Not giving enough time to your partner—or giving too much time
Why bother being in a relationship if you’re not willing to put time into it? A relationship is a commitment, and you can’t neglect it and expect your relationship to live. On the flip side, you cannot spend every hour, every minute or every second with your significant other—no matter how much some of us might want to. Make sure you talk at least once every few days, and plan your Skype dates ahead of time so you’re on the same page.
Denying that you’re wrong and not taking responsibility
No one said swallowing your pride was easy. But think of it this way: Is protecting your own pride worth losing your relationship? By repeatedly denying that what you did to your significant other was wrong, you are belittling them and invalidating their feelings. Acknowledge that you hurt them, and apologize. (Your apology shouldn’t include the word “but.”
The Hardest Thing in a Long-Distance Relationship
The hardest thing in a long-distance relationship can vary from person to person, but some common challenges include:
- Physical Separation: Being physically apart from your partner, especially for extended periods, can be incredibly tough.
- Time Zone Differences: Dealing with different time zones can make coordinating schedules and communication tricky.
- Loneliness: Feeling lonely or isolated due to the absence of your partner’s physical presence can be emotionally challenging.
- Trust Issues: Trusting your partner completely when you can’t always be there to see their actions and choices can be a significant hurdle.
- Communication Struggles: Overcoming communication barriers, such as language differences or misinterpretations, can be frustrating.
- Missed Milestones: Not being able to share in important life events or special occasions can be emotionally painful.

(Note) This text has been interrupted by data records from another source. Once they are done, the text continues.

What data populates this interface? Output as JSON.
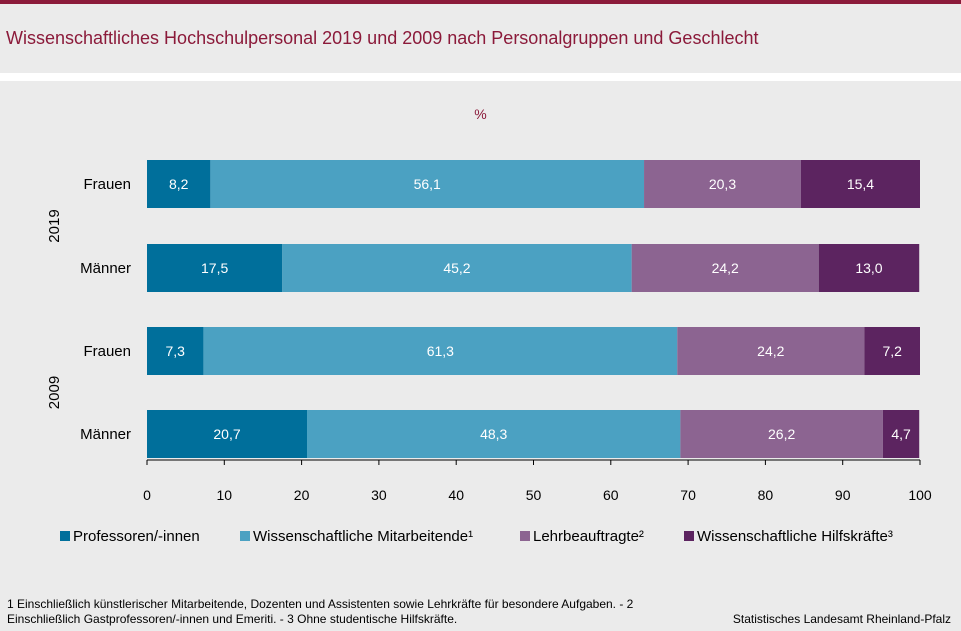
{
  "header": {
    "title": "Wissenschaftliches Hochschulpersonal 2019 und 2009 nach Personalgruppen und Geschlecht"
  },
  "chart_data": {
    "type": "bar",
    "orientation": "horizontal",
    "stacked": true,
    "unit_label": "%",
    "groups": [
      {
        "label": "2019",
        "rows": [
          "Frauen",
          "Männer"
        ]
      },
      {
        "label": "2009",
        "rows": [
          "Frauen",
          "Männer"
        ]
      }
    ],
    "categories": [
      "Frauen",
      "Männer",
      "Frauen",
      "Männer"
    ],
    "series": [
      {
        "name": "Professoren/-innen",
        "color": "#006f9b",
        "values": [
          8.2,
          17.5,
          7.3,
          20.7
        ],
        "labels": [
          "8,2",
          "17,5",
          "7,3",
          "20,7"
        ]
      },
      {
        "name": "Wissenschaftliche Mitarbeitende¹",
        "color": "#4ba1c2",
        "values": [
          56.1,
          45.2,
          61.3,
          48.3
        ],
        "labels": [
          "56,1",
          "45,2",
          "61,3",
          "48,3"
        ]
      },
      {
        "name": "Lehrbeauftragte²",
        "color": "#8c6491",
        "values": [
          20.3,
          24.2,
          24.2,
          26.2
        ],
        "labels": [
          "20,3",
          "24,2",
          "24,2",
          "26,2"
        ]
      },
      {
        "name": "Wissenschaftliche Hilfskräfte³",
        "color": "#5c2460",
        "values": [
          15.4,
          13.0,
          7.2,
          4.7
        ],
        "labels": [
          "15,4",
          "13,0",
          "7,2",
          "4,7"
        ]
      }
    ],
    "xlim": [
      0,
      100
    ],
    "xticks": [
      0,
      10,
      20,
      30,
      40,
      50,
      60,
      70,
      80,
      90,
      100
    ],
    "grid": false,
    "legend_position": "bottom"
  },
  "footer": {
    "footnote": "1 Einschließlich künstlerischer Mitarbeitende, Dozenten und Assistenten sowie Lehrkräfte für besondere Aufgaben. - 2 Einschließlich Gastprofessoren/-innen  und Emeriti. - 3 Ohne studentische Hilfskräfte.",
    "source": "Statistisches Landesamt Rheinland-Pfalz"
  }
}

Signs That Suggest It’s Time to End a Long-Distance Relationship
Deciding when to call it quits in a long-distance relationship can be a difficult and personal decision. Here are some signs and situations that may indicate it’s time to end the relationship:
- Communication Breakdown: If you can’t remember the last time you had a decent conversation with your partner because communication has become as rare as a unicorn sighting, it might be time to reconsider.
- Trust Issues: When your trust-o-meter is running on empty because of constant doubts, jealousy, or sneaky behavior, it’s a sign you might want to hit the exit.
- Emotional Disconnect: If you’re feeling as emotionally connected as a brick wall and no amount of effort seems to reignite that spark, it could be time to hang up the LDR jersey.
- Lack of Future Plans: When you and your partner aren’t even making vague plans about your future together, and it feels like you’re stuck in relationship limbo, it’s worth thinking about.
- Frequent Arguments: If you find yourself in endless arguments, and your lovey-dovey conversations have turned into constant bickering sessions, it might be a sign that the magic has fizzled out.
- Feeling Lonely and Unfulfilled: If you’re feeling lonelier with your partner than you do when you’re actually alone, something’s definitely off-kilter.
Repeated Betrayals: If your partner has betrayed your trust one too many times, and it feels like your heart’s been run over by a truck, maybe it’s time to hit the brakes.